First, you need to decide whether you want to become an attorney or if you simply want to learn more about the field of law. If you’re a professional hoping to learn more to integrate into your current career, a shorter MLS program might be a better choice than a longer J.D. program. Keep in mind that if you’re pursuing a dual degree, it may be difficult to participate in extracurricular activities. 

Another important factor is your previous experience. If you haven’t started your J.D. yet, you may have to wait to apply for a J.D./LL.M. dual degree program. Additionally, you should think about whether you can afford the time and money required to pursue two degrees. Even though dual degree programs take less time than pursuing two degrees separately, they are usually more expensive because you need to take more courses. 

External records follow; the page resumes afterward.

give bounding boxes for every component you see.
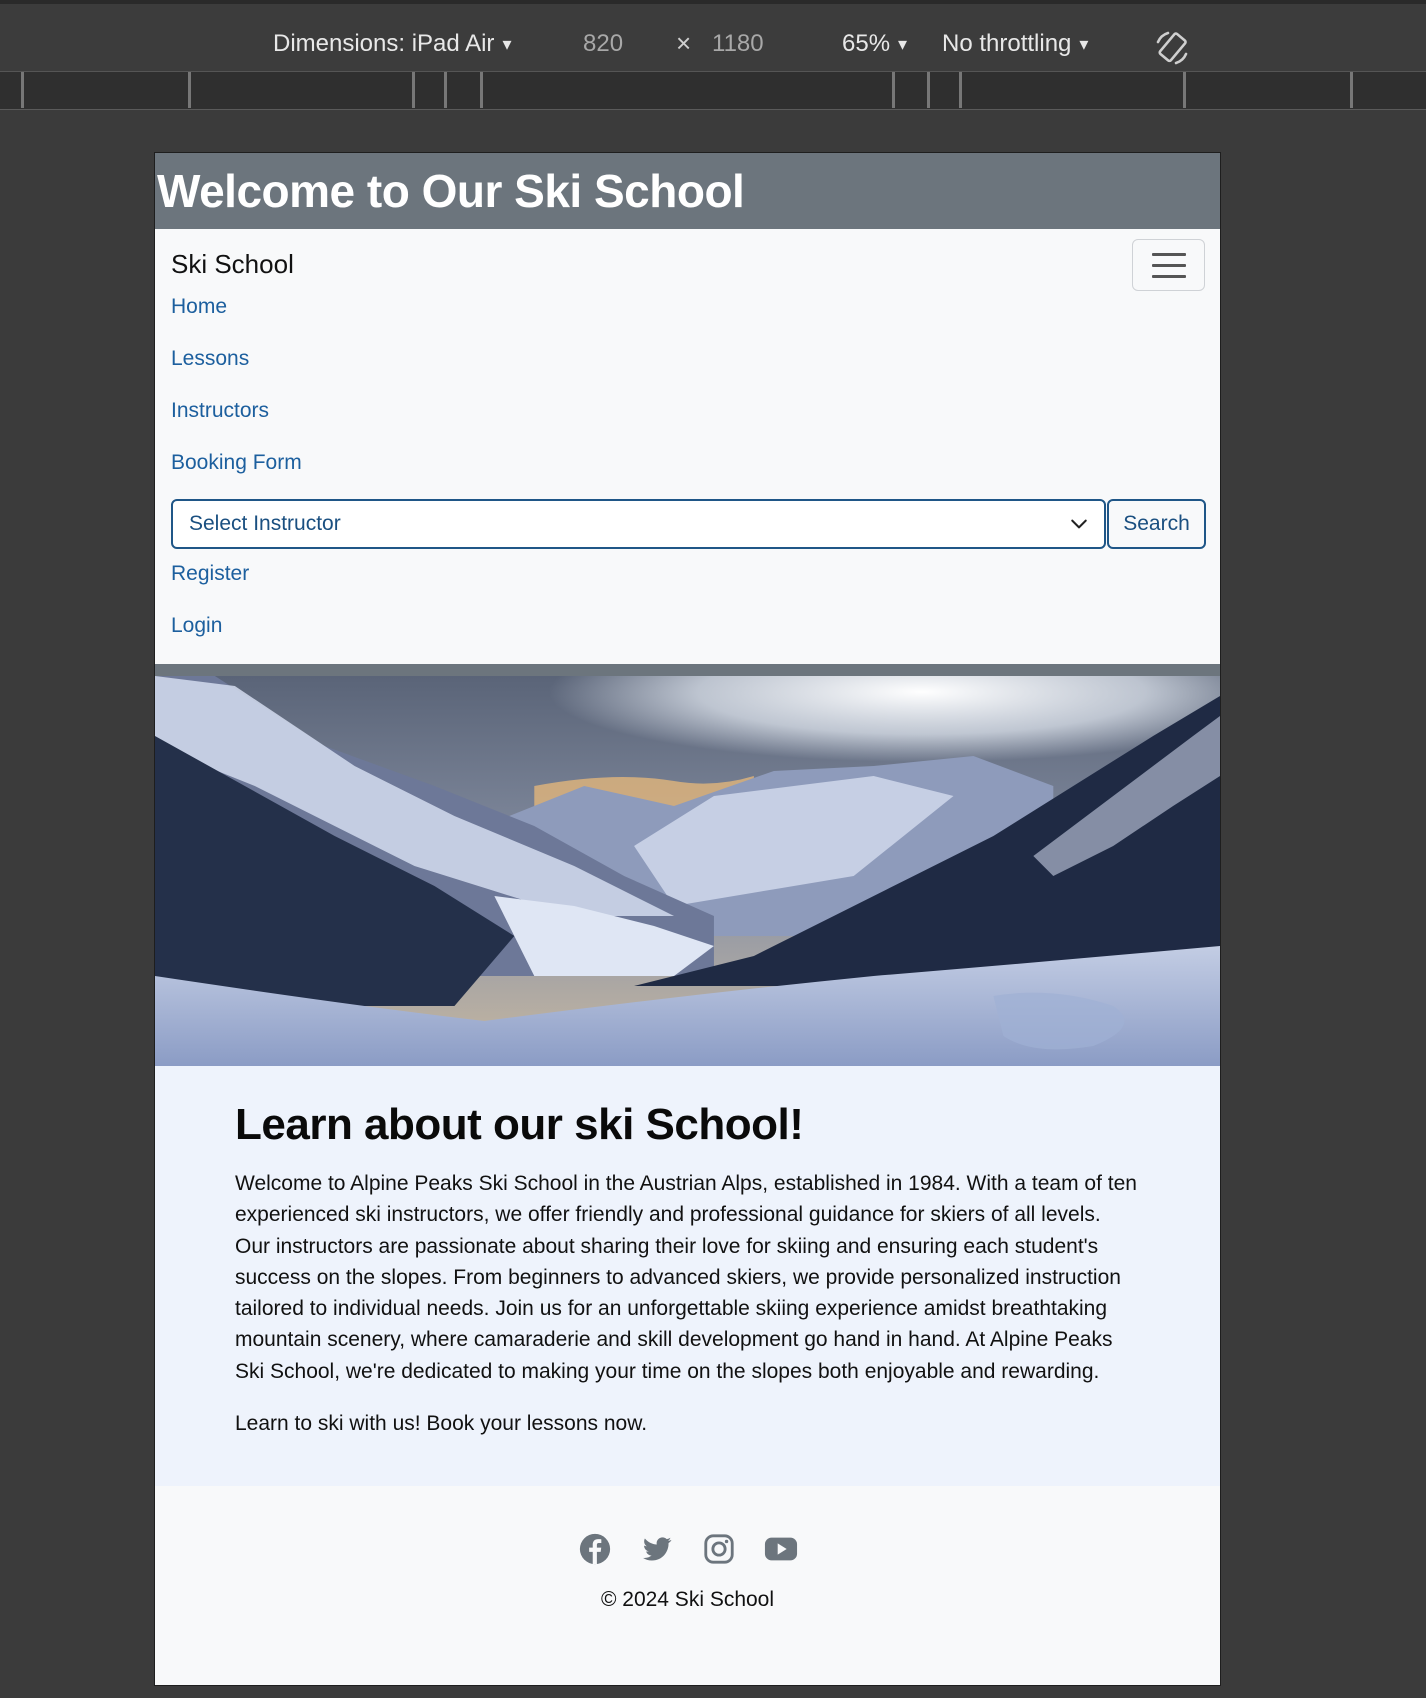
- media-query-ruler: [0, 72, 1426, 110]
- navbar-brand[interactable]: Ski School: [171, 249, 294, 280]
- nav-link-lessons[interactable]: Lessons: [171, 347, 249, 371]
- about-paragraph: Welcome to Alpine Peaks Ski School in th…: [235, 1172, 1137, 1383]
- nav-link-booking-form[interactable]: Booking Form: [171, 451, 302, 475]
- hamburger-icon-bar: [1151, 263, 1186, 267]
- dimensions-label: Dimensions: iPad Air: [273, 30, 495, 57]
- about-section: Learn about our ski School! Welcome to A…: [155, 1066, 1220, 1487]
- nav-link-login[interactable]: Login: [171, 614, 222, 638]
- dimensions-caret-icon: ▾: [502, 33, 512, 54]
- zoom-caret-icon: ▾: [898, 33, 908, 54]
- navbar-divider: [155, 664, 1220, 676]
- facebook-icon[interactable]: [577, 1532, 613, 1566]
- twitter-icon[interactable]: [639, 1532, 675, 1566]
- social-links: [155, 1532, 1220, 1566]
- copyright-text: © 2024 Ski School: [600, 1588, 775, 1612]
- instructor-select[interactable]: Select Instructor: [171, 499, 1106, 549]
- zoom-label: 65%: [842, 30, 891, 57]
- about-heading: Learn about our ski School!: [235, 1100, 804, 1149]
- navbar: Ski School Home Lessons Instructors Book…: [155, 229, 1220, 664]
- instructor-select-value: Select Instructor: [189, 512, 341, 535]
- site-footer: © 2024 Ski School: [155, 1486, 1220, 1649]
- youtube-icon[interactable]: [763, 1532, 799, 1566]
- width-input[interactable]: 820: [583, 30, 623, 58]
- height-input[interactable]: 1180: [712, 30, 764, 58]
- navbar-toggler-button[interactable]: [1132, 239, 1205, 291]
- times-icon: ×: [676, 28, 692, 58]
- ruler-tick: [959, 72, 962, 108]
- ruler-tick: [1350, 72, 1353, 108]
- hamburger-icon-bar: [1151, 274, 1186, 278]
- throttling-dropdown[interactable]: No throttling ▾: [942, 30, 1088, 58]
- ruler-tick: [892, 72, 895, 108]
- chevron-down-icon: [1071, 519, 1087, 529]
- page-title: Welcome to Our Ski School: [157, 165, 745, 217]
- nav-link-home[interactable]: Home: [171, 295, 227, 319]
- site-header: Welcome to Our Ski School: [155, 153, 1220, 229]
- ruler-tick: [188, 72, 191, 108]
- rotate-icon[interactable]: [1152, 28, 1192, 68]
- ruler-tick: [927, 72, 930, 108]
- search-button[interactable]: Search: [1107, 499, 1206, 549]
- call-to-action-text: Learn to ski with us! Book your lessons …: [235, 1412, 648, 1436]
- hamburger-icon-bar: [1151, 252, 1186, 256]
- throttling-label: No throttling: [942, 30, 1072, 57]
- ruler-tick: [1183, 72, 1186, 108]
- hero-image: [155, 676, 1220, 1066]
- ruler-tick: [444, 72, 447, 108]
- ruler-tick: [21, 72, 24, 108]
- device-viewport: Welcome to Our Ski School Ski School Hom…: [154, 152, 1221, 1686]
- nav-link-register[interactable]: Register: [171, 562, 249, 586]
- dimensions-dropdown[interactable]: Dimensions: iPad Air ▾: [273, 30, 511, 58]
- throttling-caret-icon: ▾: [1079, 33, 1089, 54]
- nav-link-instructors[interactable]: Instructors: [171, 399, 269, 423]
- devtools-device-toolbar: Dimensions: iPad Air ▾ 820 × 1180 65% ▾ …: [0, 0, 1426, 72]
- zoom-dropdown[interactable]: 65% ▾: [842, 30, 907, 58]
- ruler-tick: [412, 72, 415, 108]
- instructor-search-form: Select Instructor Search: [171, 499, 1206, 549]
- instagram-icon[interactable]: [701, 1532, 737, 1566]
- ruler-tick: [480, 72, 483, 108]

It’s worth noting that you can also specialize in law as an alternative to pursuing an extra degree. J.D., MLS, and LL.M. programs offer a variety of law degree specializations, such as entertainment, human resources, public policy, and business law, among others.

Frequently Asked Questions on Dual Law Degrees 

Who are dual law degrees designed for?

Dual law degrees are a great way for people who want to become lawyers or non-lawyer professionals to expand their knowledge and skills. They’re designed for people who have specific career goals and are willing to invest extra time and money to earn two degrees.

Is a dual law degree worth it?

Getting two law degrees can be expensive, but it can also save time in the long run. It can give you a better understanding of your area of expertise and make you more attractive to potential employers.

What are the admissions requirements of dual law degree programs?

If you are interested in pursuing two degrees at the same time, you need to apply and get accepted to both programs. Sometimes, the application timelines for both programs might overlap, or you may need to start one program before applying to the other. Every school has different requirements, particularly for degrees that span multiple disciplines. Therefore, it is recommended that you check with each university separately to ensure you meet their specific requirements.

How long does it take to complete a dual law degree?

Depending on the degree, dual law programs can take anywhere from one year to several years to complete. For example, a Master of Legal Studies program usually lasts between one and two years, but if combined with another master’s program, it can take up to two years. A full-time Juris Doctor (J.D.) program usually lasts three years (or six semesters), but if combined with a Master of Laws (LL.M.), it typically takes seven semesters to complete.